If you have drained so the salts aren't accumulated (otherwise do), have correct PH and give them the correct nutes you'll see improvements in few days.

Transplanting during flowering isn't good. If you believe you could have salts blocking nutes better do a full flush of the soil and start again with nutes. A standard NPK for veg growth will do if this is the case.
:thank you:
 

troutman

Seed Whore
Epsom salt will fix a magnesium deficiency. Just water with some on a regular basis.

Outdoors I use Epsom salt and Dolomitic limestone.
 

Im'One

Active member
Honestly, I don't know what you can/cannot mix or should/shouldn't give it.

Do you have a PH meter? Do you keep PH,EC and TDS values in place? PH (acidity or alkalinity) plays a BIG role in the capability of the plant to absorb the nutes.

If you have drained so the salts aren't accumulated (otherwise do), have correct PH and give them the correct nutes you'll see improvements in few days.
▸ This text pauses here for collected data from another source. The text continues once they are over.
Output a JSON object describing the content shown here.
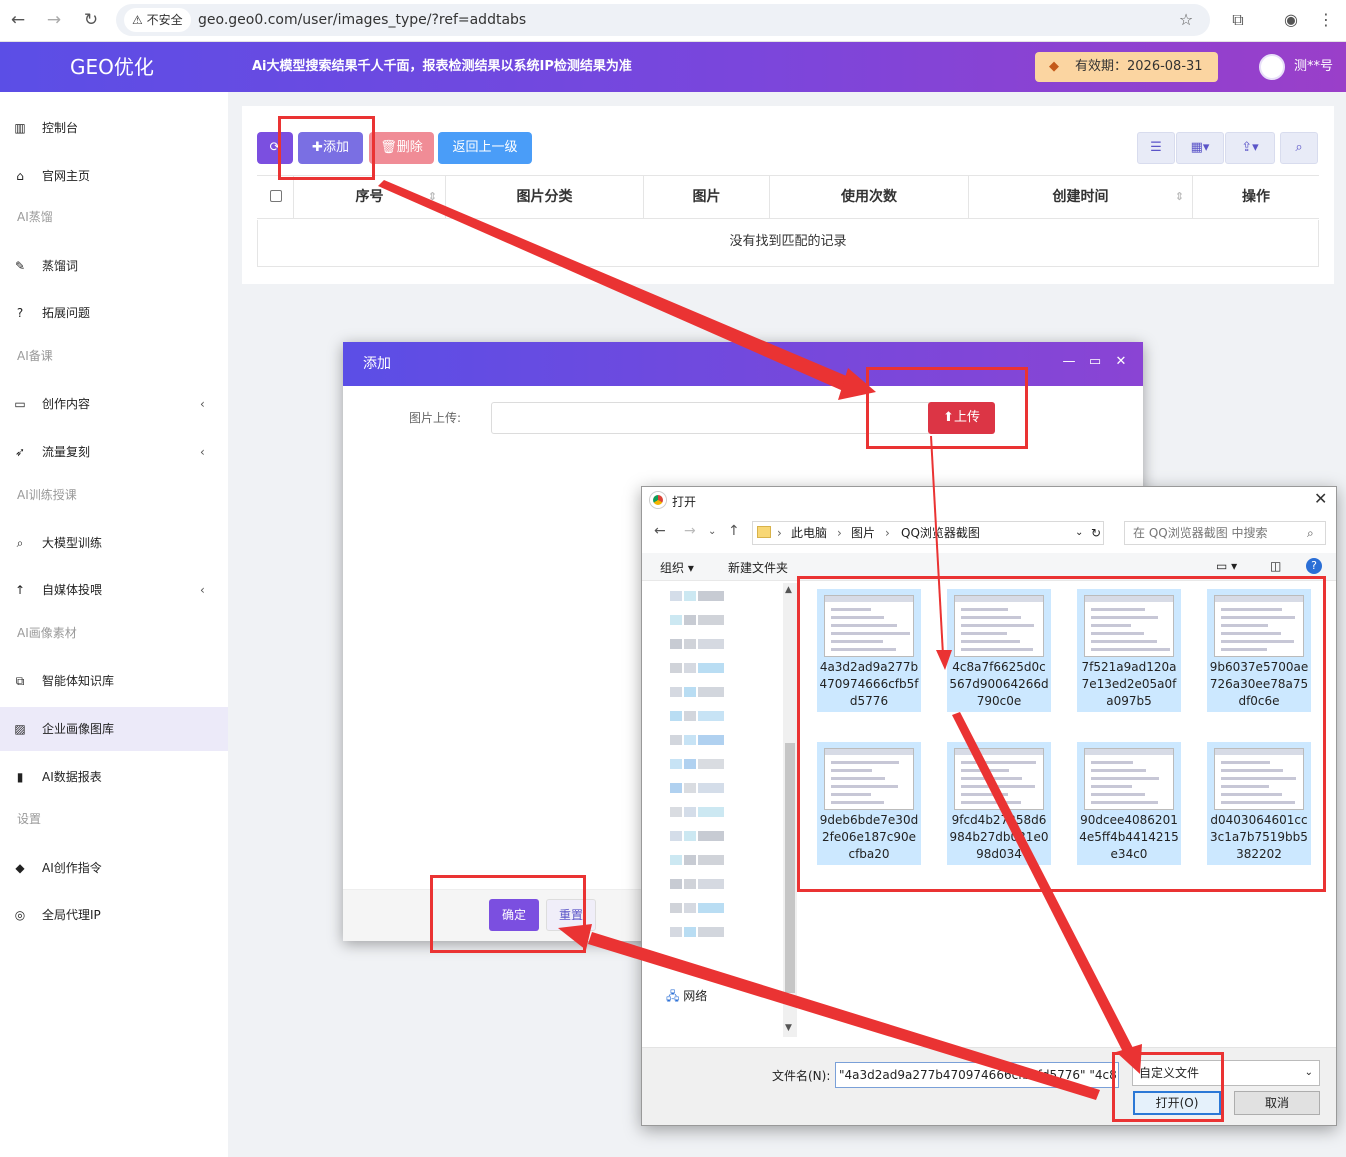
{
  "browser": {
    "insecure_label": "不安全",
    "url": "geo.geo0.com/user/images_type/?ref=addtabs"
  },
  "header": {
    "logo": "GEO优化",
    "slogan": "Ai大模型搜索结果千人千面，报表检测结果以系统IP检测结果为准",
    "validity": "有效期：2026-08-31",
    "username": "测**号"
  },
  "sidebar": {
    "items": [
      {
        "label": "控制台",
        "icon": "chart-bar-icon"
      },
      {
        "label": "官网主页",
        "icon": "home-icon"
      },
      {
        "group": "AI蒸馏"
      },
      {
        "label": "蒸馏词",
        "icon": "paperclip-icon"
      },
      {
        "label": "拓展问题",
        "icon": "question-icon"
      },
      {
        "group": "AI备课"
      },
      {
        "label": "创作内容",
        "icon": "folder-open-icon",
        "chevron": "‹"
      },
      {
        "label": "流量复刻",
        "icon": "rocket-icon",
        "chevron": "‹"
      },
      {
        "group": "AI训练授课"
      },
      {
        "label": "大模型训练",
        "icon": "search-icon"
      },
      {
        "label": "自媒体投喂",
        "icon": "arrow-up-icon",
        "chevron": "‹"
      },
      {
        "group": "AI画像素材"
      },
      {
        "label": "智能体知识库",
        "icon": "copy-icon"
      },
      {
        "label": "企业画像图库",
        "icon": "image-icon",
        "active": true
      },
      {
        "label": "AI数据报表",
        "icon": "signal-icon"
      },
      {
        "group": "设置"
      },
      {
        "label": "AI创作指令",
        "icon": "tag-icon"
      },
      {
        "label": "全局代理IP",
        "icon": "chrome-icon"
      }
    ]
  },
  "toolbar": {
    "refresh_icon": "refresh-icon",
    "add_label": "✚添加",
    "delete_label": "删除",
    "back_label": "返回上一级"
  },
  "table": {
    "columns": [
      "序号",
      "图片分类",
      "图片",
      "使用次数",
      "创建时间",
      "操作"
    ],
    "empty_text": "没有找到匹配的记录"
  },
  "modal": {
    "title": "添加",
    "field_label": "图片上传:",
    "upload_label": "上传",
    "ok_label": "确定",
    "reset_label": "重置"
  },
  "file_dialog": {
    "title": "打开",
    "breadcrumb": [
      "此电脑",
      "图片",
      "QQ浏览器截图"
    ],
    "search_placeholder": "在 QQ浏览器截图 中搜索",
    "organize_label": "组织 ▾",
    "new_folder_label": "新建文件夹",
    "network_label": "网络",
    "files": [
      "4a3d2ad9a277b470974666cfb5fd5776",
      "4c8a7f6625d0c567d90064266d790c0e",
      "7f521a9ad120a7e13ed2e05a0fa097b5",
      "9b6037e5700ae726a30ee78a75df0c6e",
      "9deb6bde7e30d2fe06e187c90ecfba20",
      "9fcd4b27258d6984b27db031e098d034",
      "90dcee40862014e5ff4b4414215e34c0",
      "d0403064601cc3c1a7b7519bb5382202"
    ],
    "filename_label": "文件名(N):",
    "filename_value": "\"4a3d2ad9a277b470974666cfb5fd5776\" \"4c8",
    "filetype_value": "自定义文件",
    "open_label": "打开(O)",
    "cancel_label": "取消"
  },
  "colors": {
    "brand_gradient_start": "#5b4ee6",
    "brand_gradient_end": "#9a3fc9",
    "danger": "#dc3545",
    "annotation_red": "#ea3333"
  }
}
Transplanting during flowering isn't good. If you believe you could have salts blocking nutes better do a full flush of the soil and start again with nutes. A standard NPK for veg growth will do if this is the case.
:thank you:
I did a full flush about a week ago and this continues...and fully wet the soils today before adding the topdress...I have pH meter and a set of test strips which I find more reliable than the three in one meter from Lowe's. The water drain off was almost 7 today. I should have an EC meter here Monday, along with some big bloom from Fox farm.
I did a rePot of my Lebanese plants in my first grow when they first went into flower. It set them back a few days. I don't see I have any choice.
 

Im'One

Active member
I was running rain water and it was at 5.9 or 6.0 once this started.....
I switched to well water which is harder, about 6.8 to 7. I will test it for TDS when my meter arrives.